Joan didn’t recognize any of them. She read another notice, warning about alcohol abuse, and another about drugs. Finally, she reached the front desk. A woman in her thirties, wearing a white shirt and a black tie, asked if she could help her.
Joan was glad the woman could not see her knees. They were trembling. ‘I want to report a missing person,’ she said.
‘All right,’ the woman said. ‘Can you give me some details?’
‘Victor … my husband. He didn’t come home last night. I’m worried because … he … this … he … this is very unusual … I mean … not unusual … I mean … he has never in his life not come home … in the evening … after work.’ Joan felt her face burning. She was stumbling over the words. She felt hot and confused. ‘He doesn’t … you know … I mean … he always does … come home … my husband.’

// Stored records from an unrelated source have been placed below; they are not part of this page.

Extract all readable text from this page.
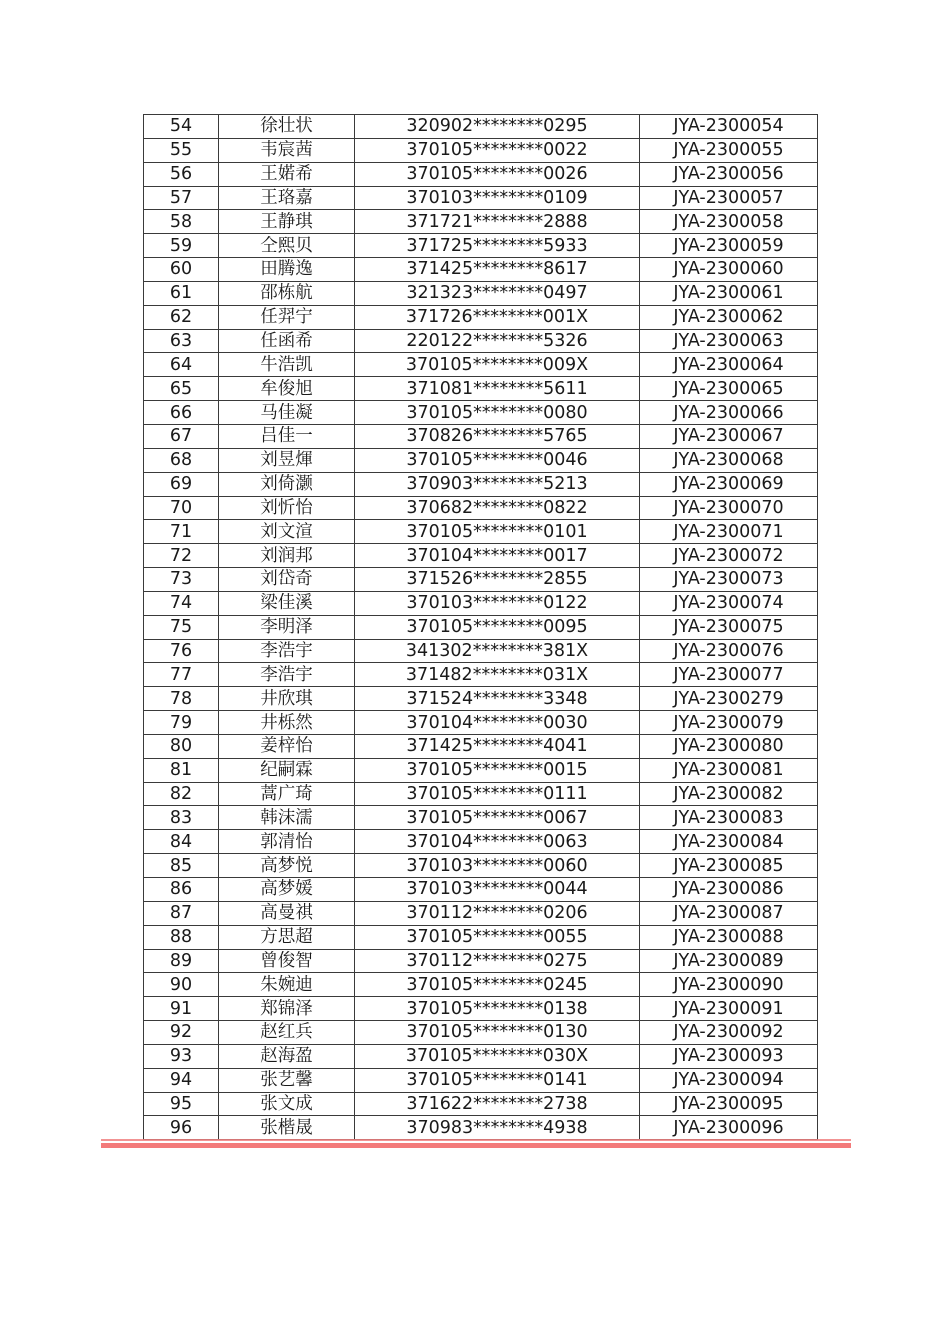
54	徐壮状	320902********0295	JYA-2300054
55	韦宸茜	370105********0022	JYA-2300055
56	王婼希	370105********0026	JYA-2300056
57	王珞嘉	370103********0109	JYA-2300057
58	王静琪	371721********2888	JYA-2300058
59	仝熙贝	371725********5933	JYA-2300059
60	田腾逸	371425********8617	JYA-2300060
61	邵栋航	321323********0497	JYA-2300061
62	任羿宁	371726********001X	JYA-2300062
63	任函希	220122********5326	JYA-2300063
64	牛浩凯	370105********009X	JYA-2300064
65	牟俊旭	371081********5611	JYA-2300065
66	马佳凝	370105********0080	JYA-2300066
67	吕佳一	370826********5765	JYA-2300067
68	刘昱煇	370105********0046	JYA-2300068
69	刘倚灏	370903********5213	JYA-2300069
70	刘忻怡	370682********0822	JYA-2300070
71	刘文渲	370105********0101	JYA-2300071
72	刘润邦	370104********0017	JYA-2300072
73	刘岱奇	371526********2855	JYA-2300073
74	梁佳溪	370103********0122	JYA-2300074
75	李明泽	370105********0095	JYA-2300075
76	李浩宇	341302********381X	JYA-2300076
77	李浩宇	371482********031X	JYA-2300077
78	井欣琪	371524********3348	JYA-2300279
79	井栎然	370104********0030	JYA-2300079
80	姜梓怡	371425********4041	JYA-2300080
81	纪嗣霖	370105********0015	JYA-2300081
82	蒿广琦	370105********0111	JYA-2300082
83	韩沫濡	370105********0067	JYA-2300083
84	郭清怡	370104********0063	JYA-2300084
85	高梦悦	370103********0060	JYA-2300085
86	高梦媛	370103********0044	JYA-2300086
87	高曼祺	370112********0206	JYA-2300087
88	方思超	370105********0055	JYA-2300088
89	曾俊智	370112********0275	JYA-2300089
90	朱婉迪	370105********0245	JYA-2300090
91	郑锦泽	370105********0138	JYA-2300091
92	赵红兵	370105********0130	JYA-2300092
93	赵海盈	370105********030X	JYA-2300093
94	张艺馨	370105********0141	JYA-2300094
95	张文成	371622********2738	JYA-2300095
96	张楷晟	370983********4938	JYA-2300096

There was a brief silence. Suddenly, in this silence, all Joan could think about were the two hairs in the washbasin.
‘I see,’ the woman said. ‘And you are?’ She picked up a pen.
‘His wife,’ Joan said, dumbly, her voice trembling. She could feel sweat trickling down her neck.
‘Your name?’ the woman said patiently.
‘Yes, yes. I’m Joan. Mrs … er … Mrs Smiley.’
The woman wrote this down. ‘If you could step aside and wait for a moment, I’ll get an officer to come and take down some details.’
Joan stepped aside. The woman went over to the phone. One of her colleagues attended to the next person in the queue behind Joan. A young girl, who looked spaced out, reported she had lost her mobile phone.
Joan took some deep breaths, trying to calm down. She watched several more people in turn step up to the counter. But she wasn’t listening to them. She was trying to rehearse what Don had told her to say.
‘Mrs Smiley?’
Joan turned at the sound of her name, and saw a tubby young woman with short fair hair. She was wearing a black uniform waistcoat over a white shirt and black trousers. The officer was peering at the people in the room.